In April 2010, the FASB issued Accounting Standards Update ("ASU") No. 2010-17, Revenue Recognition Milestone Method. This ASU provides guidance on the criteria that should be met for determining whether the milestone method of revenue recognition is appropriate. Under the milestone method of revenue recognition, consideration that is contingent upon achievement of a milestone in its entirety can be recognized as revenue in the period in which the milestone is achieved only if the milestone meets all criteria to be considered substantive. This standard provides the criteria to be met for a milestone to be considered substantive which includes that: a) performance consideration earned by achieving the milestone be commensurate with either performance to achieve the milestone or the enhancement of the value of the item delivered as a result of a specific outcome resulting from performance to achieve the milestone; and b) relate to past performance and be reasonable relative to all deliverables and payment terms in the arrangement. This standard is effective on a prospective basis for milestones in fiscal years and interim periods within those years beginning on or after June 15, 2010, with early adoption permitted, and applies to milestones achieved on or after that time. Adoption of this standard did not have a material impact on the Company's condensed consolidated financial statements.

In January 2010, the FASB issued ASU No. 2010-6, Fair Value Measurements and Disclosures, to amend the disclosure requirements related to recurring and nonrecurring fair value measurements. ASU 2010-6 requires new disclosures on the transfers of assets and liabilities between Level 1 (quoted prices in active market for identical assets or liabilities) and Level 2 (significant other observable inputs) of the fair value measurement hierarchy, including the reasons and the timing of the transfers. Additionally, this guidance requires a roll forward of activities on purchases, sales, issuance, and settlements of the assets and liabilities measured using significant unobservable inputs (Level 3 fair value measurements). ASU 2010-6 became effective for the Company on January 1, 2010, except for the disclosure on the roll forward activities for Level 3 fair value measurements, which became effective for the Company on January 1, 2011. Other than requiring additional disclosures, adoption of this new guidance did not have a material impact on the Company's condensed consolidated financial statements.

In October 2009, the FASB issued ASU No. 2009-13, Revenue Recognition (Topic 605): Multiple Deliverable Revenue Arrangements A Consensus of the FASB Emerging Issues Task Force." This update provides application guidance on whether multiple deliverables exist, how the deliverables should be separated and how the consideration should be allocated to one or more units of accounting.

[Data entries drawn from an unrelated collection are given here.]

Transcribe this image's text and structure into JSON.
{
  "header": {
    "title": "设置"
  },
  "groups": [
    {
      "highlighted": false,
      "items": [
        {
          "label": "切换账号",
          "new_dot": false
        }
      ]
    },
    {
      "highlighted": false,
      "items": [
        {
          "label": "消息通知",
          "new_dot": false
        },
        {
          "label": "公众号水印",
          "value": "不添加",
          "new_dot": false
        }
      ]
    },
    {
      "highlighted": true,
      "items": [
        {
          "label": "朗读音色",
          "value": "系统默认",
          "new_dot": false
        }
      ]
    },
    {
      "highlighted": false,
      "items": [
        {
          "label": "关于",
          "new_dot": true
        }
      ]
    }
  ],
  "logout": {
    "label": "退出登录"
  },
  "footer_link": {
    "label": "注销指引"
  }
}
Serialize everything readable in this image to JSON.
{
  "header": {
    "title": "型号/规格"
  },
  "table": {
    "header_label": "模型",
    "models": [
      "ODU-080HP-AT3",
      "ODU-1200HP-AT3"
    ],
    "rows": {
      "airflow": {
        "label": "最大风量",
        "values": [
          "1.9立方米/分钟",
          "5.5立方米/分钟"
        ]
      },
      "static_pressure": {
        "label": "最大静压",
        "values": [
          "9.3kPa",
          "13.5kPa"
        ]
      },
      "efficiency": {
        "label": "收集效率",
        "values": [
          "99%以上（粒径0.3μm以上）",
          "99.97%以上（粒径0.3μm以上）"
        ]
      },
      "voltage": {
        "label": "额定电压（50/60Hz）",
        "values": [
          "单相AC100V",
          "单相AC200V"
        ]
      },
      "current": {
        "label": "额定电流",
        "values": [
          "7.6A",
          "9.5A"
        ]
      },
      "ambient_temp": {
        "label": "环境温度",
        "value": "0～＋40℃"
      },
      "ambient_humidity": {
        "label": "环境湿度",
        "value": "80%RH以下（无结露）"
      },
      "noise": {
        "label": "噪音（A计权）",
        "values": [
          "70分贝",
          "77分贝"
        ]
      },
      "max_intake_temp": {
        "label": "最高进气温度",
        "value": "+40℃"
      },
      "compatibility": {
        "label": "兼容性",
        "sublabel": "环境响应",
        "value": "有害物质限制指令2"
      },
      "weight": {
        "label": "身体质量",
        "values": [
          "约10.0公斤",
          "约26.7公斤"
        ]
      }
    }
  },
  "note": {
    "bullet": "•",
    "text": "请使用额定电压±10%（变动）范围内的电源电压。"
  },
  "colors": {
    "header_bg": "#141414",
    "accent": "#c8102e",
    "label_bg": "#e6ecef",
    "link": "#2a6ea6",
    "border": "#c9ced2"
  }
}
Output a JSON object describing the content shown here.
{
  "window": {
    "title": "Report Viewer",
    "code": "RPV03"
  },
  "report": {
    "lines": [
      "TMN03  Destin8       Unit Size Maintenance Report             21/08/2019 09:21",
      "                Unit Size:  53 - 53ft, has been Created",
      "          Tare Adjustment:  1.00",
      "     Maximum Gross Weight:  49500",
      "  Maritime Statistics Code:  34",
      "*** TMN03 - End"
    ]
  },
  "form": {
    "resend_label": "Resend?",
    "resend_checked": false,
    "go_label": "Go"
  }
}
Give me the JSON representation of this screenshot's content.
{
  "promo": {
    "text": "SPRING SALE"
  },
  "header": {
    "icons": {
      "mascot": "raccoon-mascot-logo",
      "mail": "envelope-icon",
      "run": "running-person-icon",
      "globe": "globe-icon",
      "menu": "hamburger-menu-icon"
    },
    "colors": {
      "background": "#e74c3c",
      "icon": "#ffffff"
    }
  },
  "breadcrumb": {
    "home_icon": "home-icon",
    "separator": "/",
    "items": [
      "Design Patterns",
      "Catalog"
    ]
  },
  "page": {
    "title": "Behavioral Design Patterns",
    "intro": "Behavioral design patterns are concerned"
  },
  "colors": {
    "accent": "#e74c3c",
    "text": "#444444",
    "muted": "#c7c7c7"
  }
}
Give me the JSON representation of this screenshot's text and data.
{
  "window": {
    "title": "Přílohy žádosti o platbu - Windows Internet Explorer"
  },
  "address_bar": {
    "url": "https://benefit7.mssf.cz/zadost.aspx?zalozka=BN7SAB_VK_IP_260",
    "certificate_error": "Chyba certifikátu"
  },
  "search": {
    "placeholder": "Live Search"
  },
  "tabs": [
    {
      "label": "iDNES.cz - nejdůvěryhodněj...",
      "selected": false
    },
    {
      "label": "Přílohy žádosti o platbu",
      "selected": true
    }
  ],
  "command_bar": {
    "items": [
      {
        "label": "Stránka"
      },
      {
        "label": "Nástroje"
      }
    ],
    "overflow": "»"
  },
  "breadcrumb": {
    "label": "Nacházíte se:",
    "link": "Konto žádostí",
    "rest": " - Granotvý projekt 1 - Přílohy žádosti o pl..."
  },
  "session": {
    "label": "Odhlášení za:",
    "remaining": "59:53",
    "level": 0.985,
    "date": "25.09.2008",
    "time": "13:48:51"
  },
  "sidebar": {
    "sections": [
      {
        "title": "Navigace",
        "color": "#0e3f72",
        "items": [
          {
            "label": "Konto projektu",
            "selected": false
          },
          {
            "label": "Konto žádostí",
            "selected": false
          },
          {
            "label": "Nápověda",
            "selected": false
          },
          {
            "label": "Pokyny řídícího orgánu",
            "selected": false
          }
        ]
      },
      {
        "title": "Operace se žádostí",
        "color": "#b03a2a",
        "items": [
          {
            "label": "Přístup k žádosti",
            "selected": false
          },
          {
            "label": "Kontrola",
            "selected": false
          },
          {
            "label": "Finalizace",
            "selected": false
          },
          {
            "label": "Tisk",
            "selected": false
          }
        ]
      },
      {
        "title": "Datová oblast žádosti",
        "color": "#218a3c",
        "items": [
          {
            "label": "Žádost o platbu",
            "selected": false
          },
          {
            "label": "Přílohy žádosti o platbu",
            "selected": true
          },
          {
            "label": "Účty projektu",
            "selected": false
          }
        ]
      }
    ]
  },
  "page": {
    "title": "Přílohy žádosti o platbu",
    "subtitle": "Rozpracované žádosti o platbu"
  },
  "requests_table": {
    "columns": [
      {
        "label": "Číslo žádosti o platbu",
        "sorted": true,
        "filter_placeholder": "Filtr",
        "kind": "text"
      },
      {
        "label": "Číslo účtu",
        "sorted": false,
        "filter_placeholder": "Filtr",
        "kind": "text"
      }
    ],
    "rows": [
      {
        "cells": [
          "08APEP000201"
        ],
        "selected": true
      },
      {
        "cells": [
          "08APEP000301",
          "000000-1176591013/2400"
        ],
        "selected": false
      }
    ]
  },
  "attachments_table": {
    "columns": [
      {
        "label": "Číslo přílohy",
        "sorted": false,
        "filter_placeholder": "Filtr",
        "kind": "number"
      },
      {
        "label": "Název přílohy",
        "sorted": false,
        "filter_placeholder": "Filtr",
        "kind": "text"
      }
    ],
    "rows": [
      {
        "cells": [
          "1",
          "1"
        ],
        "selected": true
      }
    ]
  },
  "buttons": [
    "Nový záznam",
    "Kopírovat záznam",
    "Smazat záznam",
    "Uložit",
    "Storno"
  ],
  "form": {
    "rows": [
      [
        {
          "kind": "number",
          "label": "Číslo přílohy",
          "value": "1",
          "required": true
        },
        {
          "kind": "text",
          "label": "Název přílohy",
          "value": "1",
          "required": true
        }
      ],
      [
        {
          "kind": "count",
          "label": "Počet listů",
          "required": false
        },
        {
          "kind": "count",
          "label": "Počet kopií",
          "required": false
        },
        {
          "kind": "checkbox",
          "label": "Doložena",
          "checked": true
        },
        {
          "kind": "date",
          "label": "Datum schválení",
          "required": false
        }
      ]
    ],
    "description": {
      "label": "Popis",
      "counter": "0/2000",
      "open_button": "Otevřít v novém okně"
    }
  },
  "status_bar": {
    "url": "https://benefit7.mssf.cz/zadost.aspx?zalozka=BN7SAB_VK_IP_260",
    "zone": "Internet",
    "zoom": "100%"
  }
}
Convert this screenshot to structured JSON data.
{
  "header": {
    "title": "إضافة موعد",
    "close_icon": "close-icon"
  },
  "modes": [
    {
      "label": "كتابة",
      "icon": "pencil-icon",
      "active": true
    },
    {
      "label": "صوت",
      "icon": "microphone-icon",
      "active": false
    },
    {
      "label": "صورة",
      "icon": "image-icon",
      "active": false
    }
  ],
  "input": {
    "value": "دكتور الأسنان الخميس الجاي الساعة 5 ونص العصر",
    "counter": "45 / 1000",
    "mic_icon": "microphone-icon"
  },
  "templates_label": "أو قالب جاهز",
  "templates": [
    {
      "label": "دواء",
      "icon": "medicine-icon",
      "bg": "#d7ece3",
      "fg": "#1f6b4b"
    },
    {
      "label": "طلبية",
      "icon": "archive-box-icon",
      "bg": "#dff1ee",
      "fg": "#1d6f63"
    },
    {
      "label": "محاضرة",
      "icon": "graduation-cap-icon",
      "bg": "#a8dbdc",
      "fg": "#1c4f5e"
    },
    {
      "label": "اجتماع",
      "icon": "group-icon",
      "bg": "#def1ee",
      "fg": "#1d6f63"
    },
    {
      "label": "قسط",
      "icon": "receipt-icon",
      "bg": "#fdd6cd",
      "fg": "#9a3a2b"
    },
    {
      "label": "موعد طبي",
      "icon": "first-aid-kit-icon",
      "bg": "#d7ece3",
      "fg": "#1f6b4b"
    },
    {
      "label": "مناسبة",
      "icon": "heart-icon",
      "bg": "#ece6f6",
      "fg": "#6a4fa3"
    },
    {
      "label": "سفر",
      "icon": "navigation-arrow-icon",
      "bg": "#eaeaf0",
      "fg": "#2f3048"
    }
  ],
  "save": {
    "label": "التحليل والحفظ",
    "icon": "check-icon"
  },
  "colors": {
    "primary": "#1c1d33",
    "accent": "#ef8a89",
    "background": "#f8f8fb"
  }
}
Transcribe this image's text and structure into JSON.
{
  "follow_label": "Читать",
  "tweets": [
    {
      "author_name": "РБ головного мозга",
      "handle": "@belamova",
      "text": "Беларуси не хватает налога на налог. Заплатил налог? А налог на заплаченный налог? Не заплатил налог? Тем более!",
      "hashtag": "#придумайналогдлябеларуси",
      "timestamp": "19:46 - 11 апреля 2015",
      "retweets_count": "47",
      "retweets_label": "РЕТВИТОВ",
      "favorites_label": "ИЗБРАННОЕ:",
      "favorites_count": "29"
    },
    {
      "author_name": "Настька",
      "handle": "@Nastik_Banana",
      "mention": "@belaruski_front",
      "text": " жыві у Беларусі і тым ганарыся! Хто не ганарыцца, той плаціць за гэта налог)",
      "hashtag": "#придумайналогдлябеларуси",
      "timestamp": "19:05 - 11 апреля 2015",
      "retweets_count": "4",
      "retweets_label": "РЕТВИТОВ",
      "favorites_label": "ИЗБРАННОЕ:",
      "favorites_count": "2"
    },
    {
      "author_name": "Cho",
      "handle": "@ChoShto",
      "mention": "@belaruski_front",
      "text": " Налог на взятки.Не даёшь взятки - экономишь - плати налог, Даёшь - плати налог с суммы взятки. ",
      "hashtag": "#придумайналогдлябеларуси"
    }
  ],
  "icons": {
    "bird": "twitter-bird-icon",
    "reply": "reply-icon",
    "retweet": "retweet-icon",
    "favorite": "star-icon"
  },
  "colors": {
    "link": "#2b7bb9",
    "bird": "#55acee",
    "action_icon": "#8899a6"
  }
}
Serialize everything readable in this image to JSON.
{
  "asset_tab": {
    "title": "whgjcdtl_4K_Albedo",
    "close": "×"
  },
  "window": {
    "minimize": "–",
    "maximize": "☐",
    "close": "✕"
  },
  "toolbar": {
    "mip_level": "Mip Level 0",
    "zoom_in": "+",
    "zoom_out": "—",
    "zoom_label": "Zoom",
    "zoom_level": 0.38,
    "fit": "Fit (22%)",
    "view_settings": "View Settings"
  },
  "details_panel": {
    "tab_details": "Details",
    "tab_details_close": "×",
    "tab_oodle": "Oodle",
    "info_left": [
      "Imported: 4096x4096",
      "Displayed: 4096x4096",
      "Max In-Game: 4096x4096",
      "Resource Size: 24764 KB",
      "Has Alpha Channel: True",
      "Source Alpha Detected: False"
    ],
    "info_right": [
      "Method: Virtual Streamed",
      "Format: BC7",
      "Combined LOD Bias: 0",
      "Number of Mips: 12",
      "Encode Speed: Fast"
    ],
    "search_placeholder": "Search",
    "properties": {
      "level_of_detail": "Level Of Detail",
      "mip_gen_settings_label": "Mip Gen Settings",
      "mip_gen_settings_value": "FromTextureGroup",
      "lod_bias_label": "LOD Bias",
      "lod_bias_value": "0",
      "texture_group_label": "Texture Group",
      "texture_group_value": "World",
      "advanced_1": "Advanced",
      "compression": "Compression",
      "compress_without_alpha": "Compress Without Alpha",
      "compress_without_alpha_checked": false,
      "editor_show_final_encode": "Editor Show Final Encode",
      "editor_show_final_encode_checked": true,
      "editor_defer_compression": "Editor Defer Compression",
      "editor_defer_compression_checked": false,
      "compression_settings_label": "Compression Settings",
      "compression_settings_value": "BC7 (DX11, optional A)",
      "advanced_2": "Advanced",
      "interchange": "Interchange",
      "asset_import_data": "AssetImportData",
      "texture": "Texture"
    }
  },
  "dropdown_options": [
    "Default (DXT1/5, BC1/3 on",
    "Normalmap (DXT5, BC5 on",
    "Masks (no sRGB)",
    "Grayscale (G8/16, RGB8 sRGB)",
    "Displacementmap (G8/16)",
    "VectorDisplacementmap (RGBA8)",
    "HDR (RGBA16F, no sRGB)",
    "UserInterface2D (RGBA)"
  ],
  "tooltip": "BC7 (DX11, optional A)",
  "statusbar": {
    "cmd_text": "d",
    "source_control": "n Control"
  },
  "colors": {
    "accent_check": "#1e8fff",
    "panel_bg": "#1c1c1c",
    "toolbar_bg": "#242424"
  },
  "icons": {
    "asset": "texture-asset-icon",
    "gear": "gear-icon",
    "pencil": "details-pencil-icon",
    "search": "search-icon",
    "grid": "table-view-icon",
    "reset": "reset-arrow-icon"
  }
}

This update establishes a selling price hierarchy for determining the selling price of a deliverable. The selling price used for each deliverable will be based on vendor-specific objective evidence, if available, third-party evidence if vendor-specific objective evidence is not available, or estimated selling price if neither vendor-specific nor third-party evidence is available. The Company will be required to apply this guidance prospectively for revenue arrangements entered into or materially modified after January 1, 2011; however, earlier application is permitted. Adoption of this new guidance did not have a material impact on the Company's condensed consolidated financial statements.